If you have a Surface or other Windows touchscreen device, you can then mark up the document (put that redesigned Surface Pen to use!). Your changes will sync to Drive and be available on other computers or mobile devices.

If you want to mimic a service like Pocket and save clean, ad-free versions of webpages, use a tool that strips out all the advertisements in your browser. Chrome users can install Readability or a similar extension, while Microsoft Edge and Mozilla Firefox natively include “reader” modes that perform the same task. Before you save an article to Drive, first click the Readability or reader-mode icon to produce a clutter-free article to add to your collection.

Fortunately, the method for saving most other types of content to Drive is more straightfoward, thanks to the official Save to Google Drive extension for Chrome. Simply right-click on the desired image, document, HTML audio link, or video and select Save to Google Drive—it's that simple.

Note, this tool can also save an entire webpage, but only as a PNG image rather than a PDF, which isn't all that useful. There are a few other options for an HTML page as well, which you can see if you right-click on the Save to Google Drive extension and select Options.

Given Google Drive's supreme searchability, folders might seem unnecessary.
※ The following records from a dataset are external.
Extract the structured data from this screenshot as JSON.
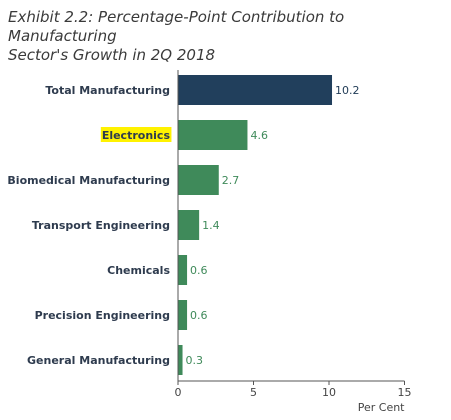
{
  "chart_data": {
    "type": "bar",
    "orientation": "horizontal",
    "title": "Exhibit 2.2: Percentage-Point Contribution to Manufacturing Sector's Growth in 2Q 2018",
    "title_lines": [
      "Exhibit 2.2: Percentage-Point Contribution to Manufacturing",
      "Sector's Growth in 2Q 2018"
    ],
    "categories": [
      "Total Manufacturing",
      "Electronics",
      "Biomedical Manufacturing",
      "Transport Engineering",
      "Chemicals",
      "Precision Engineering",
      "General Manufacturing"
    ],
    "values": [
      10.2,
      4.6,
      2.7,
      1.4,
      0.6,
      0.6,
      0.3
    ],
    "value_labels": [
      "10.2",
      "4.6",
      "2.7",
      "1.4",
      "0.6",
      "0.6",
      "0.3"
    ],
    "highlighted_category": "Electronics",
    "xlim": [
      0,
      15
    ],
    "xticks": [
      0,
      5,
      10,
      15
    ],
    "xlabel": "Per Cent",
    "ylabel": "",
    "grid": false,
    "colors": {
      "total_bar": "#213f5c",
      "sector_bar": "#3f8a5a",
      "highlight": "#fff200",
      "total_value_text": "#1f3a55",
      "sector_value_text": "#3f8a5a"
    }
  }
}
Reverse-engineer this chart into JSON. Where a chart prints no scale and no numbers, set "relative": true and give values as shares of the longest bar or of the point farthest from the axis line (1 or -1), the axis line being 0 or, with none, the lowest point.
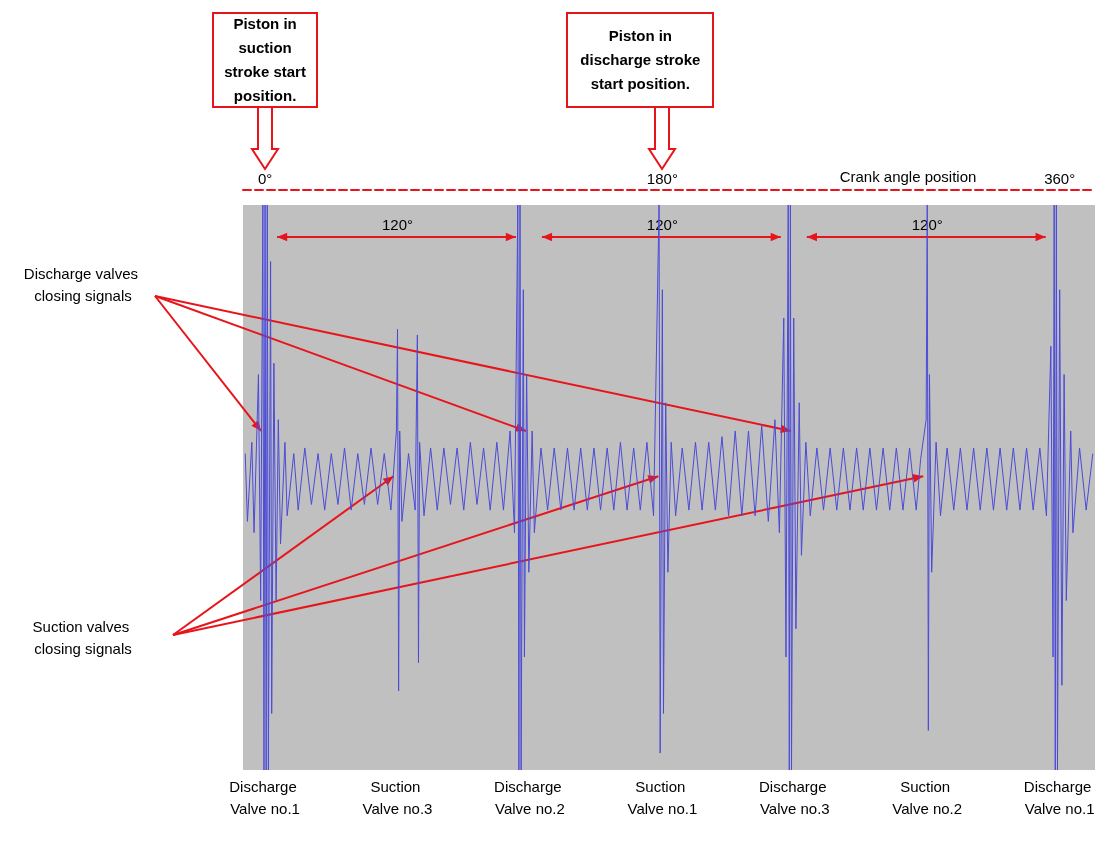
{
  "chart_data": {
    "type": "line",
    "relative": true,
    "xlabel": "Crank angle position",
    "xlim": [
      -10,
      376
    ],
    "xticks": [
      {
        "value": 0,
        "label": "0°"
      },
      {
        "value": 180,
        "label": "180°"
      },
      {
        "value": 360,
        "label": "360°"
      }
    ],
    "grid": false,
    "marker": "none",
    "line_style": "solid",
    "series": [
      {
        "color": "#4b4bd8",
        "x": [
          -9,
          -8,
          -6,
          -5,
          -3,
          -2,
          -1,
          -0.5,
          0,
          0.5,
          1,
          1.5,
          2.5,
          3,
          4,
          5,
          6,
          7,
          9,
          10,
          13,
          15,
          18,
          21,
          24,
          27,
          30,
          33,
          36,
          39,
          42,
          45,
          48,
          51,
          54,
          57,
          59.5,
          60,
          60.5,
          61,
          62,
          65,
          68,
          69,
          69.5,
          70,
          72,
          75,
          78,
          81,
          84,
          87,
          90,
          93,
          96,
          99,
          102,
          105,
          108,
          111,
          113,
          114.5,
          115,
          115.5,
          116,
          117,
          117.5,
          118.5,
          119.5,
          121,
          122,
          125,
          128,
          131,
          134,
          137,
          140,
          143,
          146,
          149,
          152,
          155,
          158,
          161,
          164,
          167,
          170,
          173,
          176,
          178.5,
          179,
          180,
          180.5,
          181.5,
          182.5,
          184,
          186,
          189,
          192,
          195,
          198,
          201,
          204,
          207,
          210,
          213,
          216,
          219,
          222,
          225,
          228,
          231,
          233,
          235,
          236,
          237,
          237.5,
          238,
          238.5,
          239.5,
          240.5,
          242,
          243,
          245,
          247,
          250,
          253,
          256,
          259,
          262,
          265,
          268,
          271,
          274,
          277,
          280,
          283,
          286,
          289,
          292,
          295,
          297,
          299.5,
          300,
          300.5,
          301,
          302,
          304,
          306,
          309,
          312,
          315,
          318,
          321,
          324,
          327,
          330,
          333,
          336,
          339,
          342,
          345,
          348,
          351,
          354,
          356,
          357,
          357.5,
          358,
          358.5,
          359,
          360,
          361,
          362,
          363,
          365,
          366,
          369,
          372,
          375
        ],
        "values": [
          0.56,
          0.44,
          0.58,
          0.42,
          0.7,
          0.3,
          1,
          0,
          1,
          0,
          1,
          0,
          0.9,
          0.1,
          0.72,
          0.3,
          0.62,
          0.4,
          0.58,
          0.45,
          0.56,
          0.46,
          0.57,
          0.47,
          0.56,
          0.46,
          0.56,
          0.47,
          0.57,
          0.46,
          0.56,
          0.47,
          0.57,
          0.47,
          0.56,
          0.46,
          0.6,
          0.78,
          0.14,
          0.6,
          0.44,
          0.56,
          0.46,
          0.77,
          0.19,
          0.58,
          0.45,
          0.57,
          0.46,
          0.57,
          0.47,
          0.57,
          0.46,
          0.58,
          0.47,
          0.57,
          0.46,
          0.58,
          0.46,
          0.6,
          0.42,
          1,
          0,
          1,
          0,
          0.85,
          0.2,
          0.7,
          0.35,
          0.6,
          0.42,
          0.57,
          0.46,
          0.57,
          0.46,
          0.57,
          0.46,
          0.57,
          0.46,
          0.57,
          0.46,
          0.57,
          0.46,
          0.58,
          0.46,
          0.57,
          0.46,
          0.58,
          0.45,
          1,
          0.03,
          0.85,
          0.1,
          0.65,
          0.35,
          0.58,
          0.45,
          0.57,
          0.46,
          0.58,
          0.46,
          0.58,
          0.46,
          0.59,
          0.45,
          0.6,
          0.45,
          0.6,
          0.45,
          0.61,
          0.44,
          0.62,
          0.42,
          0.8,
          0.2,
          1,
          0,
          1,
          0,
          0.8,
          0.25,
          0.65,
          0.38,
          0.58,
          0.45,
          0.57,
          0.46,
          0.57,
          0.46,
          0.57,
          0.46,
          0.57,
          0.46,
          0.57,
          0.46,
          0.57,
          0.46,
          0.57,
          0.46,
          0.57,
          0.46,
          0.55,
          0.62,
          1,
          0.07,
          0.7,
          0.35,
          0.58,
          0.45,
          0.57,
          0.46,
          0.57,
          0.46,
          0.57,
          0.46,
          0.57,
          0.46,
          0.57,
          0.46,
          0.57,
          0.46,
          0.57,
          0.46,
          0.57,
          0.45,
          0.75,
          0.2,
          1,
          0,
          1,
          0,
          0.85,
          0.15,
          0.7,
          0.3,
          0.6,
          0.42,
          0.57,
          0.46,
          0.56
        ]
      }
    ],
    "annotations": [
      "Discharge Valve no.1",
      "Suction Valve no.3",
      "Discharge Valve no.2",
      "Suction Valve no.1",
      "Discharge Valve no.3",
      "Suction Valve no.2",
      "Discharge Valve no.1",
      "120°",
      "120°",
      "120°",
      "Piston in suction stroke start position.",
      "Piston in discharge stroke start position.",
      "Discharge valves closing signals",
      "Suction valves closing signals"
    ]
  }
}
But once you’ve begun collecting all kinds of content from the web using the above methods, Drive can become pretty cluttered.

It’s a good idea to dedicate folders to separate content types. One folder for saved articles, another for audio clips, and a third for web images might be just enough to help you find what you need in a pinch.

These tips should help make Google Drive what it's intended to be: that one place where you store everything. As a result, you’ll never have to wonder which cloud service is home to which of the many random items you've saved from the Web.